Southern Africa is known to be one of the regions world-wide to be most strongly impacted by an El Niño period, together with parts of South America and South-East Asia. In Southern Africa, it is followed by severe droughts almost every time it occurs. "The 1991-92 El Niño brought the worst drought in southern Africa [the 20th] century, which affected nearly 100 million people," according to WHO.

The 1997-8 El Niño - the last until now - also caused drought in Southern Africa. Its effects were however strongest in Australia - which experienced its worst drought in decades - and in South-East Asia.
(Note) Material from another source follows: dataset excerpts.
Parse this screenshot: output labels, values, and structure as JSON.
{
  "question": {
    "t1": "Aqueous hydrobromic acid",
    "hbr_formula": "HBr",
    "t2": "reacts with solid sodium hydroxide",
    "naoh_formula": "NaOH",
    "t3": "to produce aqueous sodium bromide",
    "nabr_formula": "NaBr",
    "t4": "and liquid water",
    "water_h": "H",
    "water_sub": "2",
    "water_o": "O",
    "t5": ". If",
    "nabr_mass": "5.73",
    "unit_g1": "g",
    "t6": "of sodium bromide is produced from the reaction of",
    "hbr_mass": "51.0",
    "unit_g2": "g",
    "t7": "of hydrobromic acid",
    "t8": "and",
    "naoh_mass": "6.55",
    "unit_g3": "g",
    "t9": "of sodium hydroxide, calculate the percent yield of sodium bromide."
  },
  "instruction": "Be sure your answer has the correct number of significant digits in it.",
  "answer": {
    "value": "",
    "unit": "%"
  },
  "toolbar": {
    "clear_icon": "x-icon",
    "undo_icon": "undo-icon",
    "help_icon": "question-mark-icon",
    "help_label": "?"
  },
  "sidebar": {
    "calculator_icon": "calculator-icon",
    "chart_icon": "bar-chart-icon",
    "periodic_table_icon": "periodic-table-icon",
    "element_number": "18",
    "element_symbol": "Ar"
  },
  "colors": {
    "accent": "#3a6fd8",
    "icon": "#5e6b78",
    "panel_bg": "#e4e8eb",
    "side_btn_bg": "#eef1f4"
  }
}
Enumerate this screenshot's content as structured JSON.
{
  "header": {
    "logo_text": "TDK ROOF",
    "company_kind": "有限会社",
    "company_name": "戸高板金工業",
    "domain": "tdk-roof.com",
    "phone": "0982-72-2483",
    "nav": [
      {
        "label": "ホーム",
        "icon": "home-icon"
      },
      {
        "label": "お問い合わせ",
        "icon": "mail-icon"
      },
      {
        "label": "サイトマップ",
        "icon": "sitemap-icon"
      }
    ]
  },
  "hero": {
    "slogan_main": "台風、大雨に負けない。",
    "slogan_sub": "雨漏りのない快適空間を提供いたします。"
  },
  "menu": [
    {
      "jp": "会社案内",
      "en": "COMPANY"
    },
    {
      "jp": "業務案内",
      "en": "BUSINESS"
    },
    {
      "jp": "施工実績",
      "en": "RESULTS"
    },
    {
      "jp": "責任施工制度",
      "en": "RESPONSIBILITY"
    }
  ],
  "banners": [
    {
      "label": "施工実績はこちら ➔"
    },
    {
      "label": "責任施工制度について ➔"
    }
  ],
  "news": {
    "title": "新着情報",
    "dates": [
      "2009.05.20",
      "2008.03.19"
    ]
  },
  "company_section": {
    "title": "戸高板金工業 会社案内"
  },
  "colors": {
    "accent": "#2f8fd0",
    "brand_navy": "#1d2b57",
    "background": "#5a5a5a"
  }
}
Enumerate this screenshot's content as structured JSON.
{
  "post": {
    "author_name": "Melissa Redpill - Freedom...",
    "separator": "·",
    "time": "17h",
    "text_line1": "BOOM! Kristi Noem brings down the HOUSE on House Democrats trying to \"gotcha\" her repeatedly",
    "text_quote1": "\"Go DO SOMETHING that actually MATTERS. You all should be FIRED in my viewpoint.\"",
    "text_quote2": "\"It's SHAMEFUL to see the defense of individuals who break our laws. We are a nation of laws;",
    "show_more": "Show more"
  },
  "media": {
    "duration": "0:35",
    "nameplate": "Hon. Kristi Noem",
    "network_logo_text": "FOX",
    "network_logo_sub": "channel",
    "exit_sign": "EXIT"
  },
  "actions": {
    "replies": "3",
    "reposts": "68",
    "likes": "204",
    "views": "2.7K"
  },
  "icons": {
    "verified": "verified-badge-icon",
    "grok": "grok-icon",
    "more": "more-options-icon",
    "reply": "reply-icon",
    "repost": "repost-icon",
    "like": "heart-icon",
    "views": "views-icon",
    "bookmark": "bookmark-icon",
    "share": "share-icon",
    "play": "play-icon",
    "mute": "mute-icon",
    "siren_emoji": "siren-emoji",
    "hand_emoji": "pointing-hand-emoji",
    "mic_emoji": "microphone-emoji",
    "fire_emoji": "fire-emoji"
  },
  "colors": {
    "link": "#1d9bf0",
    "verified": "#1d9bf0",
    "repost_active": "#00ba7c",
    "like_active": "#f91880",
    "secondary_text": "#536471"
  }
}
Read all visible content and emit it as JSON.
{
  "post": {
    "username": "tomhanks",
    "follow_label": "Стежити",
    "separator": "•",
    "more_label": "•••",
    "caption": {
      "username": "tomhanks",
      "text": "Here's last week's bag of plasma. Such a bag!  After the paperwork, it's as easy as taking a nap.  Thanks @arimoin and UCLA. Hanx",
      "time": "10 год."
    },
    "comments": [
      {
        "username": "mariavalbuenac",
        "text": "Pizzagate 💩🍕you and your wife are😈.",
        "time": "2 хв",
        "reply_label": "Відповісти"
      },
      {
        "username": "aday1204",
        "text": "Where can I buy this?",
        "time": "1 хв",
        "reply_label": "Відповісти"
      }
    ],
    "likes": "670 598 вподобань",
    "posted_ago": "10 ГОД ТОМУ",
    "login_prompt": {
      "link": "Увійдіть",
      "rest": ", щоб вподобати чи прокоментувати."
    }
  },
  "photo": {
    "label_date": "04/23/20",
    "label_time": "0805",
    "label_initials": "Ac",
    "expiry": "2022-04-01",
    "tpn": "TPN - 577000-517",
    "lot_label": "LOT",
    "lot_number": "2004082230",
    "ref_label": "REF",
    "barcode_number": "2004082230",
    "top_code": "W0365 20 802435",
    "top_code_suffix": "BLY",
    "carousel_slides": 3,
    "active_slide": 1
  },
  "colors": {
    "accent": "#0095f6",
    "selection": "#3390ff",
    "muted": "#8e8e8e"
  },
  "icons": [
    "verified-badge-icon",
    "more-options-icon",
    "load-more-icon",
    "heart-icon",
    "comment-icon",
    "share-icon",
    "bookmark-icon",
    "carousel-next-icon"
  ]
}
Throughout the Americas, devastating floods caused great material damage.

While an El Niño event always causes drought in Southern Africa – the correlation is so big that food security agencies use it as a crisis prediction - effects on the rest of the continent depend on the strength of the whether phenomenon. Some strong events can also affect the surface temperature of the Atlantic and the Indian Oceans, which in turn leads to different winds and rainfall patterns in Eastern and Western Africa. Often, El Niño causes excessive rainfall in East Africa. Normally though, especially when the Pacific Niño is weak, these regions are not much affected.

According to NASA oceanographer and climatologist Bill Patzert, the warming of the Pacific observed so far is too little to have "major influence" on current weather patterns, although below normal rainfall has already been registered in Indonesia, Malaysia and the Philippines. "But, if the ocean waters continue to warm and spread eastward, this event would likely strengthen," he added. Climatologists indicate that the event indeed is strengthening.

While the main risk of the event is widespread drought, WHO also warns about other health risks associated with El Niño. Both malaria and rift valley fewer seem to have outbreak circles connected to extraordinary El Niño rains in Africa, the UN agency warns.